Now that you are clean, to help protect your computer in the future I recommend that you get the following free programs:

• SpywareBlaster to help prevent spyware from installing in the first place.
  
• SpywareGuard to catch and block spyware before it can execute.
  
• SPYBOT - SEARCH & DESTROY
  Download and install Spybot - Search & Destroy with its TeaTimer option. This will provide realtime spyware & hijacker protection on your computer alongside your virus protection. You should also scan your computer with the program on a regular basis just as you would an antivirus software. A tutorial on installing & using this product can be found here
  
• AD-AWARE
  Download and install Ad-Aware. You should use this program to scan your computer on a regular basis just as you would an antivirus software in conjunction with Spybot. A tutorial on installing & using this product can be found here
  
• IE-SPYAD
  IE/Spyad places more than 4000 dubious websites and domains in the IE Restricted list. This severely impair attempts to infect your system. It basically prevents any downloads (Cookies etc) from the sites listed, although you will still be able to connect to the sites.
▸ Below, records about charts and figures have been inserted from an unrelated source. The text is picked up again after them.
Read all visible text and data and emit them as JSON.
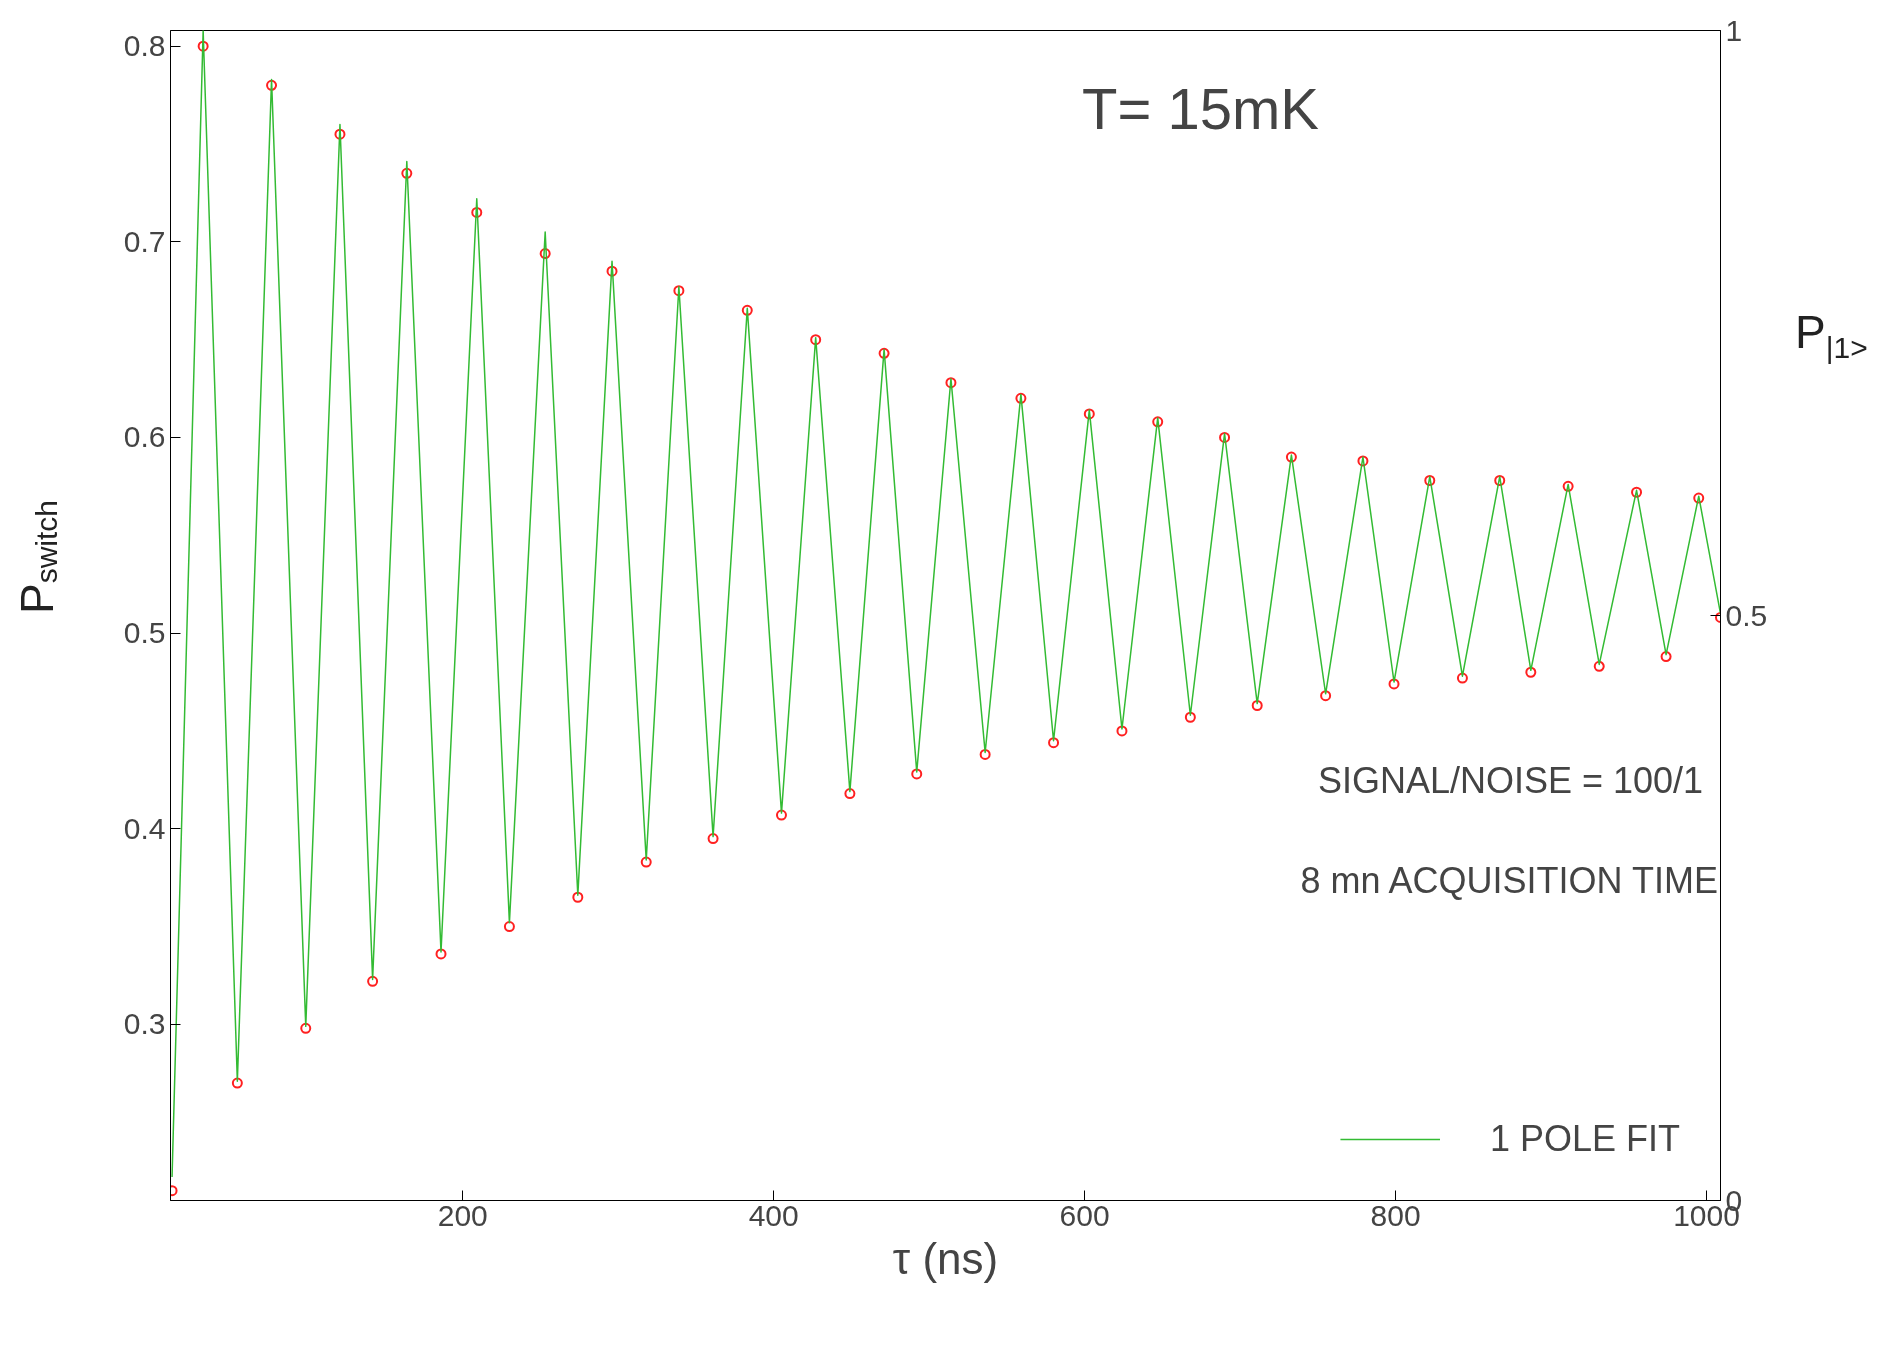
{
  "chart_data": {
    "type": "scatter",
    "xlabel": "τ (ns)",
    "ylabel": "P$_{switch}$",
    "y2label": "P$_{|1>}$",
    "xlim": [
      12,
      1009
    ],
    "ylim": [
      0.21,
      0.808
    ],
    "xticks": [
      200,
      400,
      600,
      800,
      1000
    ],
    "yticks": [
      0.3,
      0.4,
      0.5,
      0.6,
      0.7,
      0.8
    ],
    "y2lim": [
      0,
      1
    ],
    "y2ticks": [
      0,
      0.5,
      1
    ],
    "grid": false,
    "legend": "bottom right",
    "line_style": "solid",
    "annotations": [
      "T= 15mK",
      "SIGNAL/NOISE = 100/1",
      "8 mn ACQUISITION TIME"
    ],
    "series": [
      {
        "marker": "circle",
        "color": "#ff2020",
        "x": [
          13,
          33,
          55,
          77,
          99,
          121,
          142,
          164,
          186,
          209,
          230,
          253,
          274,
          296,
          318,
          339,
          361,
          383,
          405,
          427,
          449,
          471,
          492,
          514,
          536,
          559,
          580,
          603,
          624,
          647,
          668,
          690,
          711,
          733,
          755,
          779,
          799,
          822,
          843,
          867,
          887,
          911,
          931,
          955,
          974,
          995,
          1009
        ],
        "values": [
          0.215,
          0.8,
          0.27,
          0.78,
          0.298,
          0.755,
          0.322,
          0.735,
          0.336,
          0.715,
          0.35,
          0.694,
          0.365,
          0.685,
          0.383,
          0.675,
          0.395,
          0.665,
          0.407,
          0.65,
          0.418,
          0.643,
          0.428,
          0.628,
          0.438,
          0.62,
          0.444,
          0.612,
          0.45,
          0.608,
          0.457,
          0.6,
          0.463,
          0.59,
          0.468,
          0.588,
          0.474,
          0.578,
          0.477,
          0.578,
          0.48,
          0.575,
          0.483,
          0.572,
          0.488,
          0.569,
          0.508
        ]
      },
      {
        "type": "line",
        "name": "1 POLE FIT",
        "color": "#33bb33",
        "x": [
          13,
          33,
          55,
          77,
          99,
          121,
          142,
          164,
          186,
          209,
          230,
          253,
          274,
          296,
          318,
          339,
          361,
          383,
          405,
          427,
          449,
          471,
          492,
          514,
          536,
          559,
          580,
          603,
          624,
          647,
          668,
          690,
          711,
          733,
          755,
          779,
          799,
          822,
          843,
          867,
          887,
          911,
          931,
          955,
          974,
          995,
          1009
        ],
        "values": [
          0.222,
          0.808,
          0.271,
          0.783,
          0.299,
          0.76,
          0.323,
          0.741,
          0.337,
          0.722,
          0.352,
          0.705,
          0.366,
          0.69,
          0.384,
          0.677,
          0.396,
          0.666,
          0.408,
          0.651,
          0.419,
          0.645,
          0.429,
          0.63,
          0.439,
          0.622,
          0.445,
          0.614,
          0.451,
          0.61,
          0.458,
          0.602,
          0.464,
          0.591,
          0.469,
          0.59,
          0.475,
          0.58,
          0.478,
          0.58,
          0.481,
          0.576,
          0.484,
          0.573,
          0.489,
          0.57,
          0.51
        ]
      }
    ]
  }
}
A tutorial on installing this product can be found here
  
• MVPS HOST FILE
  The MVPS Hosts file replaces your current HOSTS file with one that will restrict known ad sites form serving you unsolicited advertisements. Basically, this prevents your computer from connecting to those sites by redirecting them to 127.0.0.1 which is the IP of your local computer. It can be downloaded here - MVPS Hosts file
  
• ANTIVIRUS SOFTWARE
  It is very important that you have anti-virus software running on your machine. This alone can save you a lot of trouble with malware in the future.
  
  See this link for a listing of some online antivirus scanners:
  
  Anti-Spyware Tutorial
  
  Here are two very good free Antivirus products which are available:
  
• Avast!
• AVG
  
  It is imperative that you update your Antivirus software at least once a week (Even more if you wish). If you do not update your antivirus software then it will not be able to catch any of the new variants that may come out.
  
• Winpatrol - Download and install the free version of Winpatrol.
  A tutorial for this product is located here:
  Using Winpatrol to protect your computer from malicious software

If you do not have a firewall, here are 4 free ones available for personal use:

• ZoneAlarm
• Avast Antivirus/Firewall
• Tiny Personal Firewall
• OutPost Firewall

In light of your recent troubles, I'm sure you'll like to avoid any future infections. Please take a look at these well written articles

• HOW DID I GET INFECTED IN THE FIRST PLACE?
• THE ANTI-SPYWARE TUTORIAL
• MAKING INTERNET EXPLORER SAFER

Please respond to this thread one more time so we can mark this thread as resolved.

[Yogi Bear]

Thanx Teton Bob.....all is well. Thanx again.